Dans l’histoire d’un entrepreneur, il arrive régulièrement que ce dernier ait créé plusieurs structures pour différentes activités. Au cours de ses rencontres, de ses idées, certains projets ont mieux fonctionné que d’autres. Le rôle du gérant d’entreprise est alors d’optimiser les résultats fiscaux de ses entreprises.

Une activité qui fonctionne mieux qu’une autre signifie que l’une dégage un bénéfice imposable important tandis que l’autre fait un bénéfice moins imposant ou une perte.

L’intégration fiscale consiste à consolider l’ensemble des résultats fiscaux des sociétés d’un groupe. La société holding détermine le résultat d’ensemble imposable à l’impôt sur les sociétés et paie l’impôt dû par le groupe intégré fiscalement.

Pour mettre en place l’intégration fiscale, les conditions suivantes doivent être remplies :

  • les sociétés doivent être soumises à l’impôt sur les sociétés et imposables en France,
  • les sociétés intégrées doivent ouvrir et clore leurs exercices, d’une durée de 12 mois, aux mêmes dates. Toutefois, à tout moment au cours de la période de 5 ans, la durée des exercices peut être modifiée, une fois, pour être inférieure ou supérieure à 12 mois,
  • le capital social de la société holding ne doit pas être détenu à 95 % ou plus, directement, par une autre société ayant son siège social en France et passible de l’IS.

Le périmètre de l’intégration fiscale

Le groupe fiscalement intégré peut être constitué par la société holding avec une ou plusieurs de ses filiales dont elle détient directement 95 % au moins du capital social, et aussi avec l’ensemble de ses filiales et sous-filiales appartenant à une chaîne ininterrompue de participations successivement détenues à 95 % au moins.

Le périmètre de l’intégration fiscale peut être révisé chaque année. La décision doit être notifiée à l’administration fiscale au plus tard dans le délai de dépôt de la déclaration de résultats de l’exercice précédent.

L’option pour l’intégration fiscale

Le régime de l’intégration fiscale est une option qui doit être formulée par la société mère du groupe.

L’option peut être notifiée à l’administration fiscale jusqu’à la date de déclaration d’impôt sur les sociétés pour le résultat de l’exercice précédent.

L’option prend la forme d’une lettre (modèle fourni par l’administration fiscale) avec la liste des sociétés intégrées et l’accord formel de chacune d’elles.

La durée du régime de l’intégration fiscale est de  5 exercices, renouvelable par tacite reconduction.

Le fonctionnement de l’intégration fiscale

Tout d’abord, chaque société intégrée doit calculer son propre résultat fiscal, comme si elle était imposée séparément, puis son résultat qui sera repris pour déterminer le résultat d’ensemble (qui tient compte des règles de calcul du résultat spécifiques à l’intégration fiscale).

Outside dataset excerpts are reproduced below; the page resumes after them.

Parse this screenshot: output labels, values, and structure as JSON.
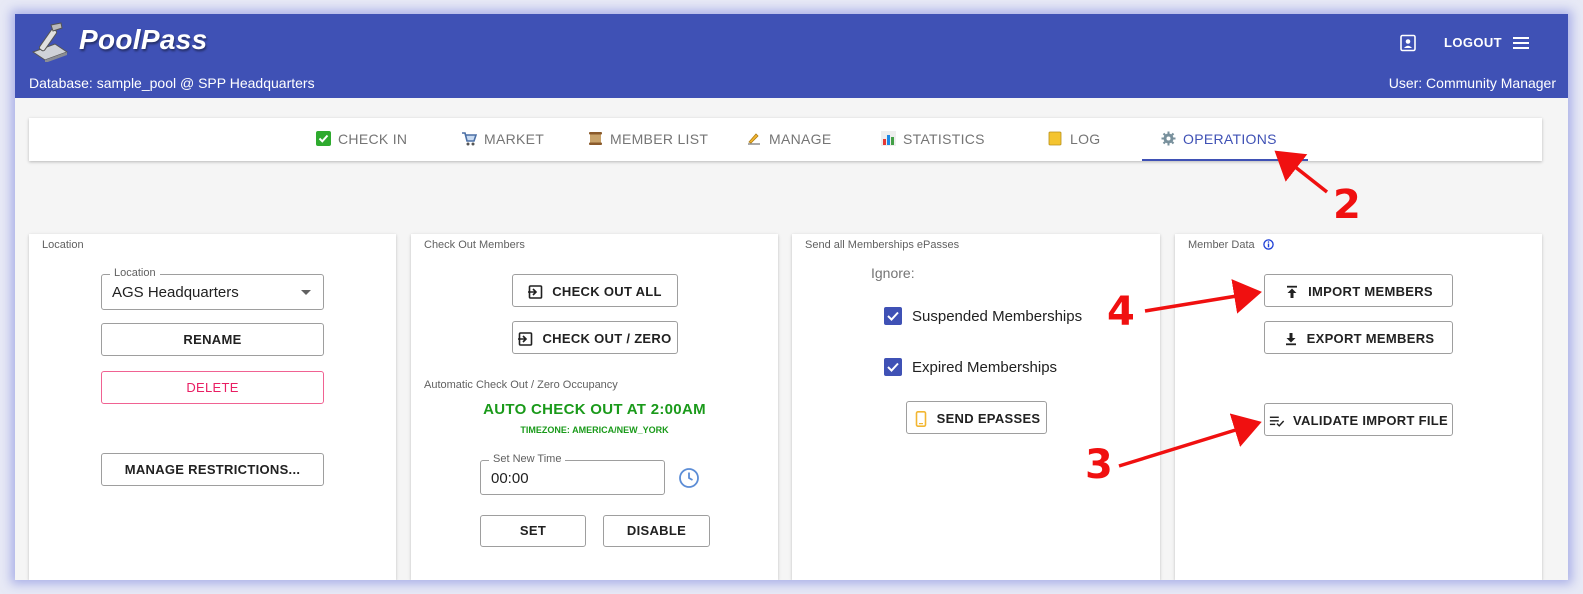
{
  "header": {
    "brand": "PoolPass",
    "database_line": "Database: sample_pool @ SPP Headquarters",
    "user_line": "User: Community Manager",
    "logout_label": "LOGOUT",
    "icons": [
      "poolpass-logo-icon",
      "contact-card-icon",
      "hamburger-menu-icon"
    ],
    "brand_color": "#3f51b5"
  },
  "tabs": [
    {
      "label": "CHECK IN",
      "icon": "check-mark-icon"
    },
    {
      "label": "MARKET",
      "icon": "shopping-cart-icon"
    },
    {
      "label": "MEMBER LIST",
      "icon": "scroll-icon"
    },
    {
      "label": "MANAGE",
      "icon": "writing-hand-icon"
    },
    {
      "label": "STATISTICS",
      "icon": "bar-chart-icon"
    },
    {
      "label": "LOG",
      "icon": "notebook-icon"
    },
    {
      "label": "OPERATIONS",
      "icon": "gear-icon",
      "active": true
    }
  ],
  "location_card": {
    "title": "Location",
    "field_label": "Location",
    "field_value": "AGS Headquarters",
    "rename_label": "RENAME",
    "delete_label": "DELETE",
    "restrictions_label": "MANAGE RESTRICTIONS..."
  },
  "checkout_card": {
    "title": "Check Out Members",
    "check_out_all_label": "CHECK OUT ALL",
    "check_out_zero_label": "CHECK OUT / ZERO",
    "auto_section_title": "Automatic Check Out / Zero Occupancy",
    "auto_status": "AUTO CHECK OUT AT 2:00AM",
    "timezone": "TIMEZONE: AMERICA/NEW_YORK",
    "time_field_label": "Set New Time",
    "time_field_value": "00:00",
    "set_label": "SET",
    "disable_label": "DISABLE",
    "status_color": "#1a9a1a"
  },
  "epass_card": {
    "title": "Send all Memberships ePasses",
    "ignore_label": "Ignore:",
    "suspended_label": "Suspended Memberships",
    "suspended_checked": true,
    "expired_label": "Expired Memberships",
    "expired_checked": true,
    "send_label": "SEND EPASSES"
  },
  "member_data_card": {
    "title": "Member Data",
    "import_label": "IMPORT MEMBERS",
    "export_label": "EXPORT MEMBERS",
    "validate_label": "VALIDATE IMPORT FILE"
  },
  "annotations": {
    "tab_marker": "2",
    "validate_marker": "3",
    "import_marker": "4",
    "color": "#f01010"
  }
}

Ensuite, le résultat d’ensemble formant la base de calcul de l’impôt dû par le groupe fiscalement intégré est déterminé par la société holding :

  1. en additionnant les résultats individuels de chaque société intégrée,
  2. puis en appliquant divers correctifs ayant principalement pour objet d’éviter certaines doubles impositions, certaines doubles déductions, ou pour neutraliser les cessions d’immobilisations et les abandons de créances entre membres du groupe.

La société holding est redevable de l’impôt dû par le groupe. Les crédits d’impôts collectés par les filiales peuvent être imputés sur le montant de l’impôt à payer.

Les avantages de l’intégration fiscale

Un groupe de sociétés est composé d’une société mère et de filiales. Chaque entité est en principe redevable de l’impôt sur les sociétés. Chaque société du groupe conserve ainsi son propre déficit  qu’elle ne peut pas imputer sur les bénéfices d’autres filiales.

De plus, la gestion du groupe engendre, par ailleurs, une multitude de flux financiers entre la société mère et les filiales ou entre les filiales elles-mêmes (perception de dividendes, abandons de créances, cessions d’immobilisations…). Chaque flux financier engendre des conséquences fiscales qui peuvent être pénalisantes  pour la gestion du groupe (par exemple, une filiale peut hésiter à céder des actifs à une autre filiale pour éviter la plus-value de cession).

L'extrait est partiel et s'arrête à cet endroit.